The family of a woman allegedly killed by a British soldier has sued the government and the British Army to lift the veil on the identity of the person behind the heinous act 11 years ago.
In the case before the High Court in Nairobi, Agnes Wanjiru’s family believes the Kenyan government and the British administration have been deliberately concealing the name of the perpetrator.
They also accuse the Directorate of Criminal Investigations of sidelining them in the investigations and failing to disclose information that would enable Wanjiru’s family seek justice and bring the British Army Training Unit Kenya (BATUK) soldier to book.
Wanjiru’s family wants the British government to extradite the officer to Kenya to face murder charges. The case has been filed by Wanjiru’s sister Rose Wanyua alongside a human rights group African Centre For Corrective And Preventive Action.
Wanyua’s lawyer Mbiyu Kamau argues that it is unfair for the Kenya and British governments to keep the family in the cold without knowing whether Wanjiru’s killer will finally face the law or whether her 11-year-old daughter will be compensated for the injustice she has suffered.

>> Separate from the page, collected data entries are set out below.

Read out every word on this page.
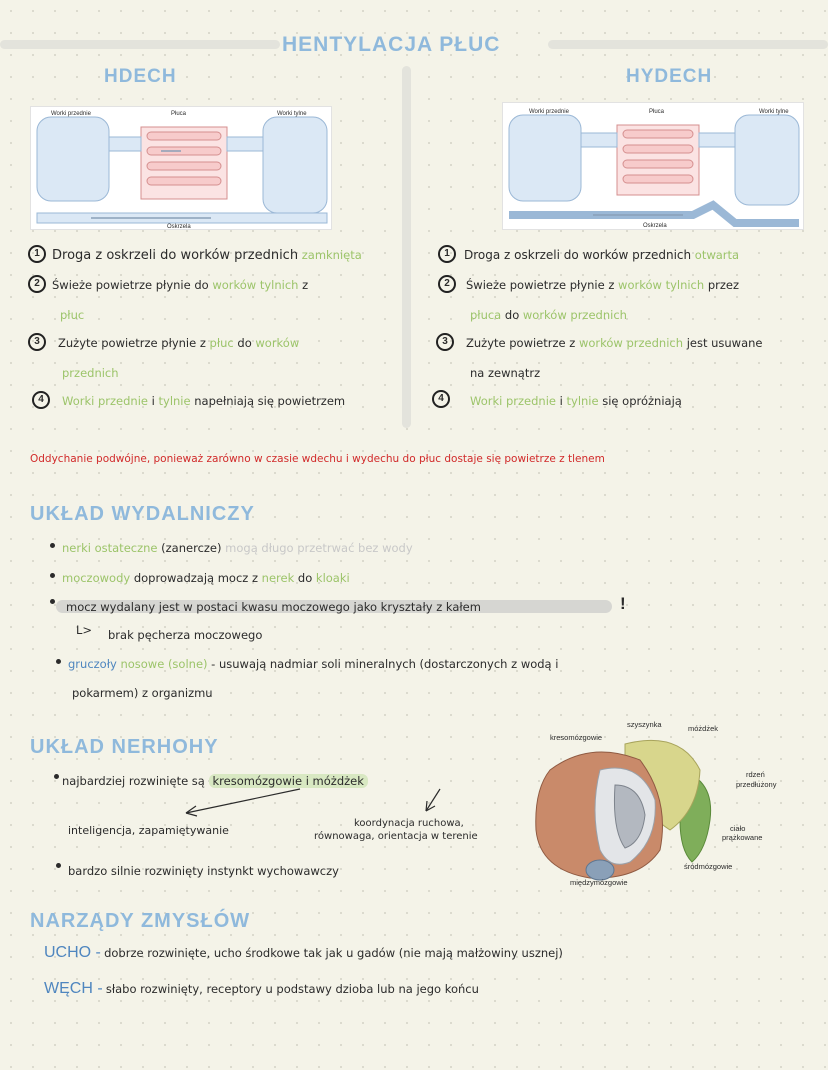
HENTYLACJA PŁUC
HDECH
Worki przednie	Płuca	Worki tylne
Oskrzela
1 Droga z oskrzeli do worków przednich zamknięta
2	Świeże powietrze płynie do worków tylnich z
płuc
3	Zużyte powietrze płynie z płuc do worków
przednich
4	Worki przednie i tylnie napełniają się powietrzem
HYDECH
Worki przednie	Płuca	Worki tylne
Oskrzela
1	Droga z oskrzeli do worków przednich otwarta
2	Świeże powietrze płynie z worków tylnich przez
płuca do worków przednich
3	Zużyte powietrze z worków przednich jest usuwane
na zewnątrz
4	Worki przednie i tylnie się opróżniają
Oddychanie podwójne, ponieważ zarówno w czasie wdechu i wydechu do płuc dostaje się powietrze z tlenem
UKŁAD WYDALNICZY
nerki ostateczne (zanercze) mogą długo przetrwać bez wody
moczowody doprowadzają mocz z nerek do kloaki
mocz wydalany jest w postaci kwasu moczowego jako kryształy z kałem	!
L> brak pęcherza moczowego
gruczoły nosowe (solne) - usuwają nadmiar soli mineralnych (dostarczonych z wodą i
pokarmem) z organizmu
UKŁAD NERHOHY
najbardziej rozwinięte są kresomózgowie i móżdżek
inteligencja, zapamiętywanie
koordynacja ruchowa,
równowaga, orientacja w terenie
bardzo silnie rozwinięty instynkt wychowawczy
kresomózgowie
szyszynka	móżdżek
rdzeń
przedłużony
ciało
prążkowane
śródmózgowie
międzymózgowie
NARZĄDY ZMYSŁÓW
UCHO - dobrze rozwinięte, ucho środkowe tak jak u gadów (nie mają małżowiny usznej)
WĘCH - słabo rozwinięty, receptory u podstawy dzioba lub na jego końcu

“The decision not to prosecute, extradite the suspects, and or release information uncovered during investigation of the deceased’s murder to the first petitioner to pursue other avenues of justice for such a long period of time is a gross violation of the 1st petitioner’s right to fair administrative action.
Wanjiru’s body was discovered in the Lion Court Hotel’s Septic Tank on June 2012. However, investigations took around five years before their findings were sent to the Director of Public Prosecution.
The DPP in 2013 recommended an inquest 22 months after he received the file. On November 5, 2019, the magistrate’s court found that Wanjiru was murdered.
Two years later, a UK paper, Sunday Times, revealed that the identity of the killer soldier was known by UK authorities. Her family now says there was a possible cover-up.
“Despite the findings of the inquest and the Sunday Times newspaper report, the respondents have failed to notify the late Agnes Wanjiru’s family of the status of their investigations and possible prosecution,” Kamau argues.
The lawyer says the British High Commission, the Minister for Defence in the UK had given their commitment to cooperate and ensure justice was served.
However, no one has been charged in Kenya or in the UK. He accuses Kenyan and British authorities of stifling the wheels of justice and blocking the family from pursuing the killer through private prosecution.
Wanyua says she has repeatedly sought information on the investigation into her sister’s death and if the person behind it will be brought to book. “At the time of her murder, the Late Agnes Wanjiru left a 5-month-old baby who is now aged 11 and is yet to know of what befell her mother,” says Wanyua.